Why did my score change?
Six changes to the rubric, not to your content:
- Blog index pages no longer count. A list of teasers can never score like an answer page, so the bare /blog index is out of the average. Your individual posts still count, each on its own score.
- Legal pages no longer count. Privacy policies, imprints, and terms pages score low by nature and said nothing about your answers. They are excluded from the domain average.
- Non-English content scores fairly. The scorer now recognizes guillemets («»), German low-9 quotes („"), and curly quotes as quotations; attribution verbs in German, French, Spanish, Portuguese, Russian, and Arabic; and question headings in Cyrillic, accented, and Arabic scripts, including the Arabic question mark (؟). Before, only straight quotes and English verbs counted, which held non-English pages several points under their real level.
- Readability is measured on prose only. Headings, lists, and code no longer drag the Flesch reading-ease check down.

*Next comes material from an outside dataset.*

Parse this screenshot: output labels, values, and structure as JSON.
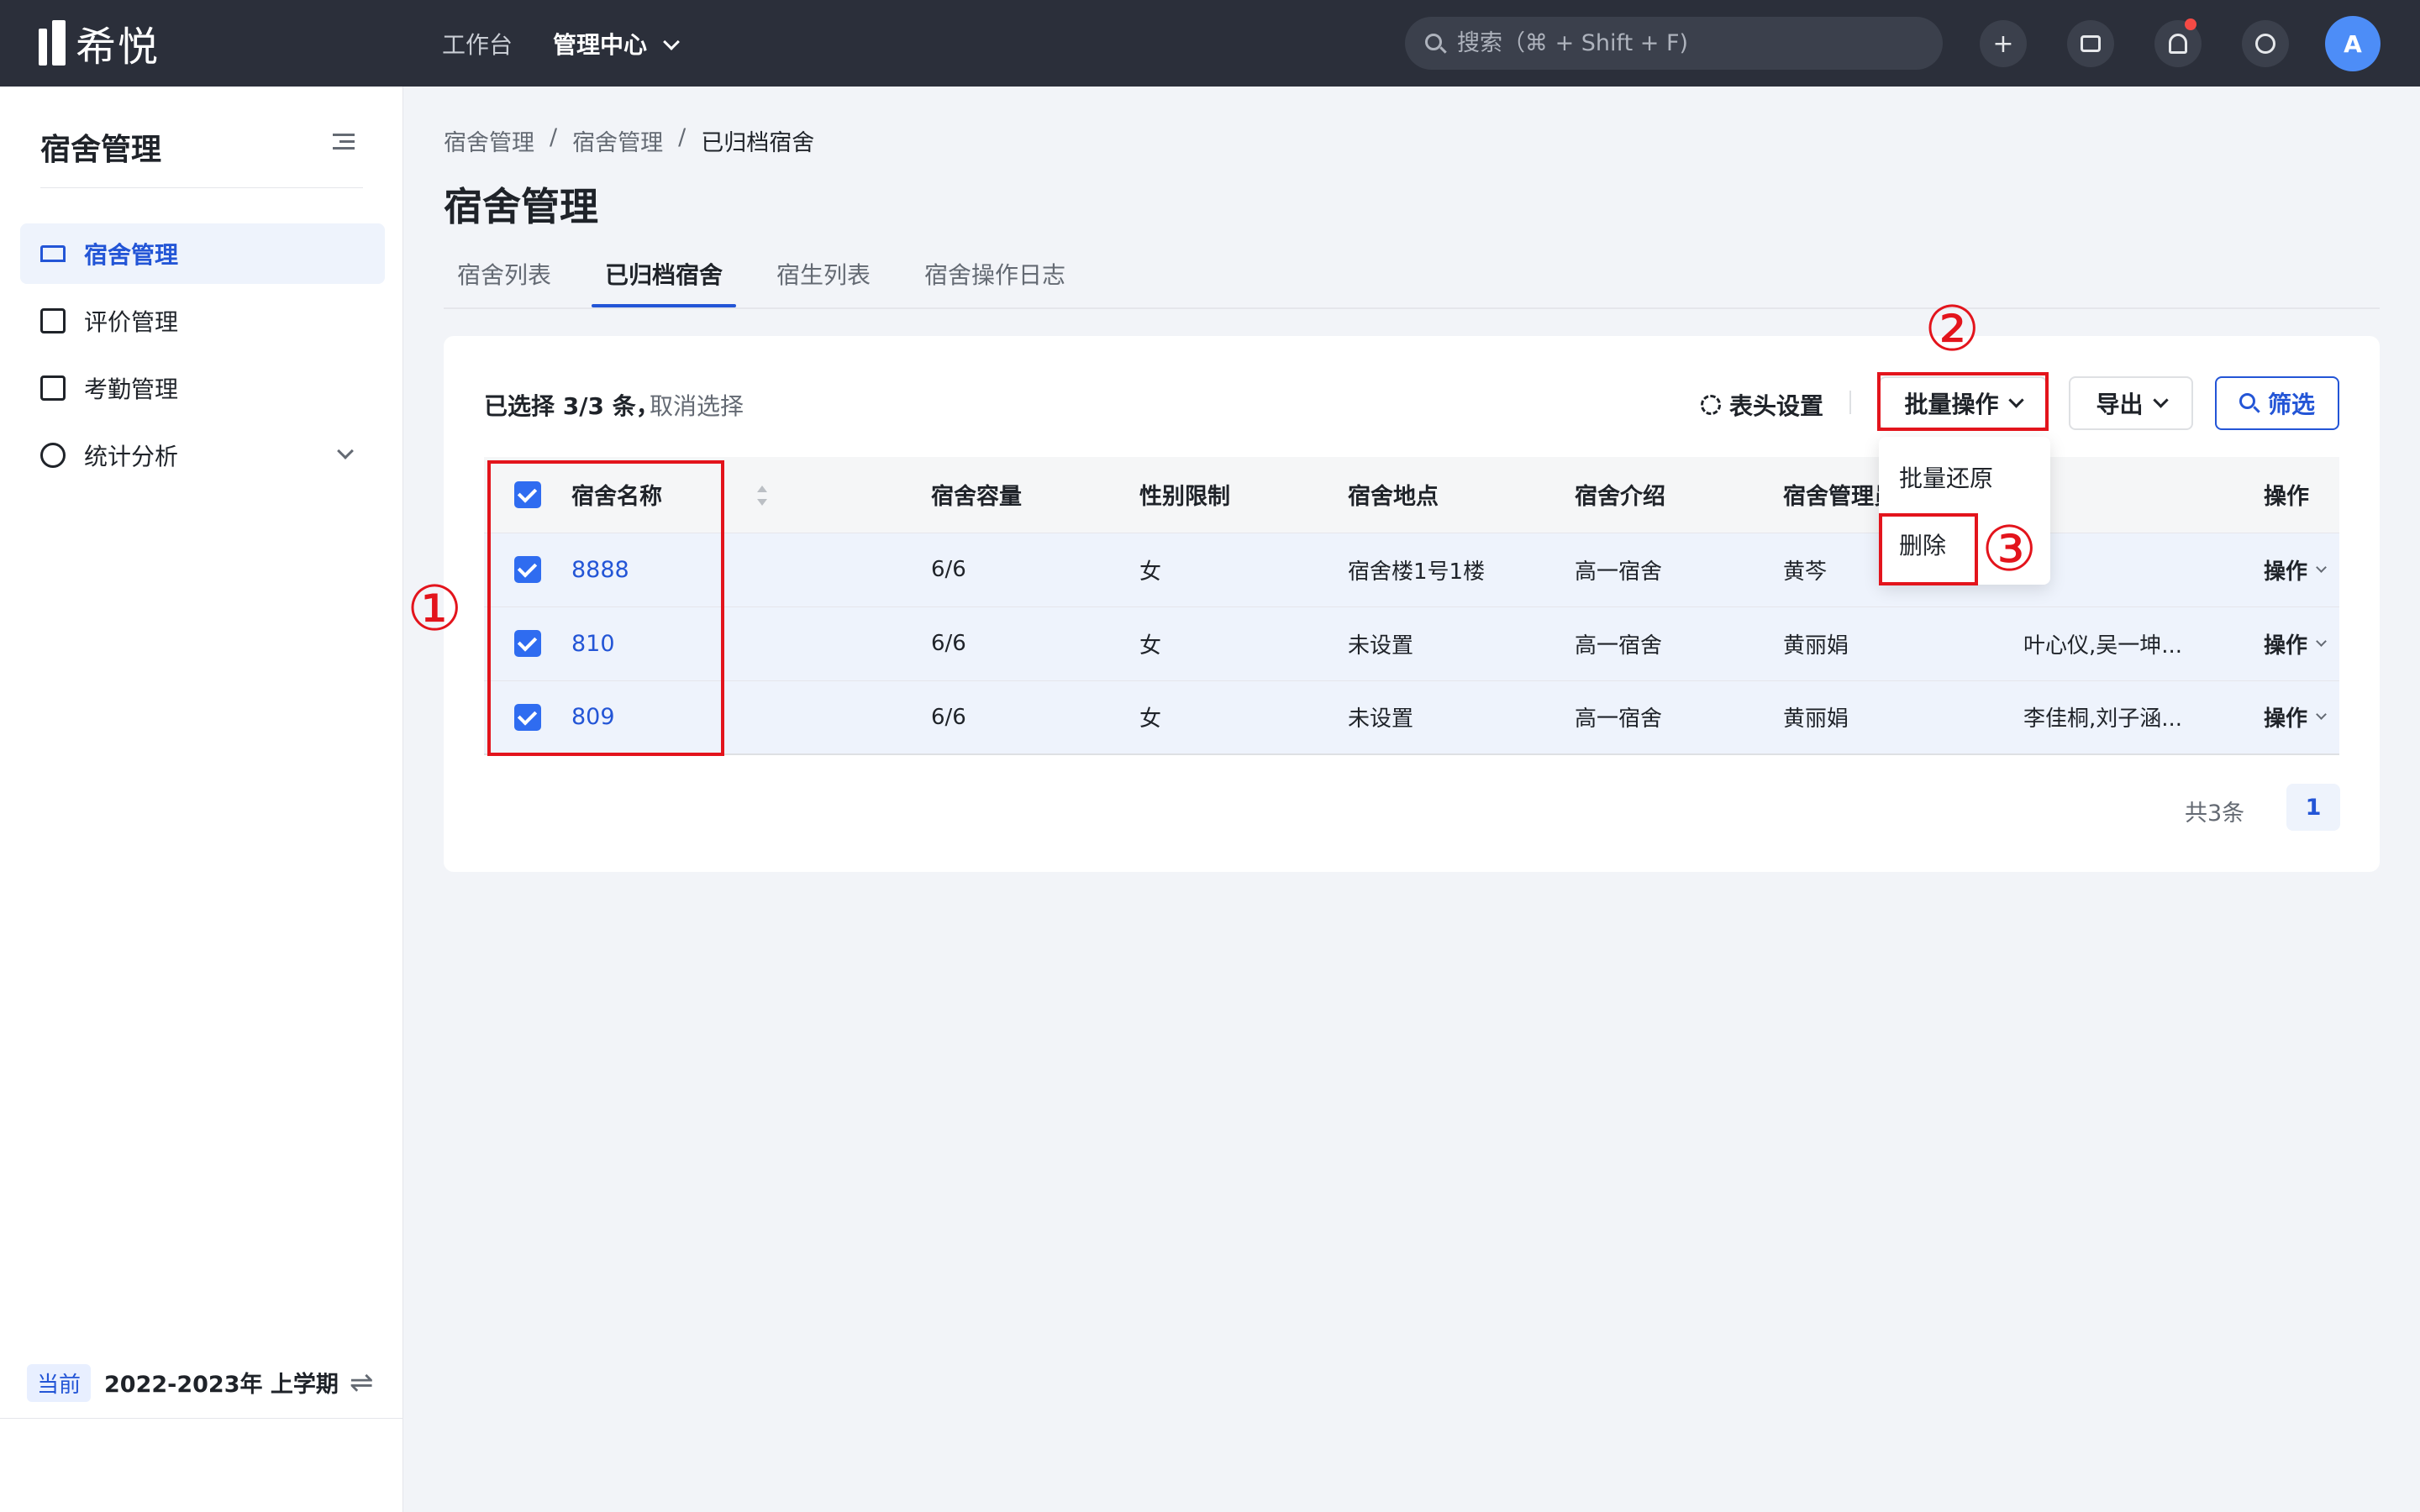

- Freshness follows your sitemap. The age of a page now comes from its sitemap lastmod date instead of our last crawl. Pages untouched for more than 90 days start losing freshness points, and updating the content (with the lastmod to match) wins them back. Google applies the same standard: "Google uses the
<lastmod>value if it's consistently and verifiably (for example by comparing to the last modification of the page) accurate," notes Google Search Central. - One consistent average. The dashboard and the rescore job now grade the same set of URLs, which ends the flip-flopping some domains saw between two values.
Do I need to do anything?
No. Every domain was rescored automatically. If your score dropped, the freshness change is the usual cause: check which pages carry a lastmod older than 90 days and refresh them first.
How do we grade the score itself?
The score is our rubric for citation-ready writing, informed by published guidance from Google Search Central and generative-engine optimization research. It predicts how quotable your pages are; it does not measure citations after the fact. That measurement ships separately as AI visibility tracking.